Bien que, comme tout le monde le sait, les promesses n’engagent que ceux qui les écoutent, il nous a semblé utile de revenir sur les programmes de M. Emmanuel Macron et de Mme Marine Le Pen dans le domaine de la protection sociale. Aujourd’hui, au tour de Marine Le Pen. Ses propositions visent à réconcilier le Travail et le Capital. A la condition qu’ils soient Français.
La retraite à 60 ans
Dans le programme de Mme Le Pen en matière de protection sociale, c’est sans doute la mesure qui a été la plus commentée : le retour de « l’âge légal de la retraite à 60 ans ». Régulièrement moquée par les détracteurs du FN comme étant une proposition irréaliste et coûteuse, elle mérite toutefois d’être précisée : la retraite à 60 ans à taux plein ne concernerait que les salariés ayant atteint « 40 annuités de cotisations ». Autrement dit, c’est surtout pour les ouvriers et les employés, voire certains ETAM, que Marine Le Pen défend la retraite à 60 ans. Les cadres, ayant eu l’opportunité de réaliser des études et dont l’espérance de vie à 60 ans est plus longue que celle des ouvriers et employés, en resteront sans doute au régime actuel.
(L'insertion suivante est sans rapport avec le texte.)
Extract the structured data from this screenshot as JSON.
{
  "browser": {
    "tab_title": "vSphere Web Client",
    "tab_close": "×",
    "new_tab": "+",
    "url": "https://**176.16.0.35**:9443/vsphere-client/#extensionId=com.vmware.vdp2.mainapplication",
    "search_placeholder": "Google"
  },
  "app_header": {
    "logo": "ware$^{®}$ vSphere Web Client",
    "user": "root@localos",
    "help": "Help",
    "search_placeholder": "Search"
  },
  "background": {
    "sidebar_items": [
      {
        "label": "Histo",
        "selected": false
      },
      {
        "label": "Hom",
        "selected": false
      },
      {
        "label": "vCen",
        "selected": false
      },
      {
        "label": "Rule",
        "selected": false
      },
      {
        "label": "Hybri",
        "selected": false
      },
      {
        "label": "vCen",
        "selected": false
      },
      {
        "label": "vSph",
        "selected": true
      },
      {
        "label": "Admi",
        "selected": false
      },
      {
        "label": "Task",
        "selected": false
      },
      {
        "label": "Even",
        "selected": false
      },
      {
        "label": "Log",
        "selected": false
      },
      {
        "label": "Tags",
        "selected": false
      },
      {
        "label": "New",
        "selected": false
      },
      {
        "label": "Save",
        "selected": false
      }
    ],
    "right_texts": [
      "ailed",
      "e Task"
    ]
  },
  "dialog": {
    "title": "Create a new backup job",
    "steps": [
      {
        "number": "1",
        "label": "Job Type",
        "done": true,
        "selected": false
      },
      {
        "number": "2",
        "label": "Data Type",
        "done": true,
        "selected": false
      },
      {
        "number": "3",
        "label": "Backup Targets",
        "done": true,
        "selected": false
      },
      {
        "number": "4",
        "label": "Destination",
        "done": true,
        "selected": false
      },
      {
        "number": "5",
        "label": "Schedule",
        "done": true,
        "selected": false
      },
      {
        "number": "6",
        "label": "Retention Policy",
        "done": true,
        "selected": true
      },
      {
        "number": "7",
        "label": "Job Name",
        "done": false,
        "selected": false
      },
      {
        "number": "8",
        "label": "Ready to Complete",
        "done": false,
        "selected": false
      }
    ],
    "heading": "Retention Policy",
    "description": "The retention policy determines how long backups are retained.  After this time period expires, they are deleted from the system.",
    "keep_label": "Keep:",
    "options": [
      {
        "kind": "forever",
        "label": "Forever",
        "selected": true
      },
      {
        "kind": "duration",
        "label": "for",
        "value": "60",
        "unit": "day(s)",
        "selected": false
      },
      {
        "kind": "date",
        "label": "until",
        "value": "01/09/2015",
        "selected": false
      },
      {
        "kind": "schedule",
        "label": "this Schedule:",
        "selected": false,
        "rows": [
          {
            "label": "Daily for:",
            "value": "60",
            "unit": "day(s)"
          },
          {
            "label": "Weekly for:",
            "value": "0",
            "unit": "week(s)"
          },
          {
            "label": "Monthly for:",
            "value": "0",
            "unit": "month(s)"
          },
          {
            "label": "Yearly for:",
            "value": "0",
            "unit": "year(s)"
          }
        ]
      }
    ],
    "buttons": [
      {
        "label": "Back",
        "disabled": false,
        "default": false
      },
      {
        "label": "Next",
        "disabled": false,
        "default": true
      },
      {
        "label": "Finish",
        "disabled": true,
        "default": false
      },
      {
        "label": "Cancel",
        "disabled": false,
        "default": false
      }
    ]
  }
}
Ceci étant dit, tous les salariés pourraient potentiellement tirer profit de la réforme du compte pénibilité que la présidente du FN entend mettre en œuvre. Elle revendique le « remplacement du compte pénibilité, inapplicable dans sa forme actuelle, par un nouveau dispositif reposant sur une évaluation personnalisée grâce à une médecine du travail qui sera reconstituée ». Dans un second temps, « la pénibilité constatée sera compensée par une majoration des annuités de retraite ». Champagne du côté de la CFDT ? À voir...
Notons finalement que le souci lepéniste de s’adresser aux salariés se retrouve dans la promesse de « retirer la loi Travail (dite loi El Khomri) ». De quoi convaincre la CGT ? Ses dirigeants : rien n’est moins sûr mais sa base : c’est moins improbable...
Le soutien aux familles françaises
Au-delà du retour, certes, conditionné, mais non moins emblématique, à la retraite à 60 ans, la présidente du FN propose plus fondamentalement d’asseoir, en partie, la protection sociale sur les solidarités familiales. Pour ce faire, elle entend d’abord « mettre en œuvre une vraie politique nataliste réservée aux familles françaises, en rétablissant l’universalité des allocations familiales et en maintenant leur indexation sur le coût de la vie », mais aussi en revenant à « la libre répartition du congé parental entre les deux parents ». Les « féministes » de tous bords apprécieront ces propositions portées par une femme !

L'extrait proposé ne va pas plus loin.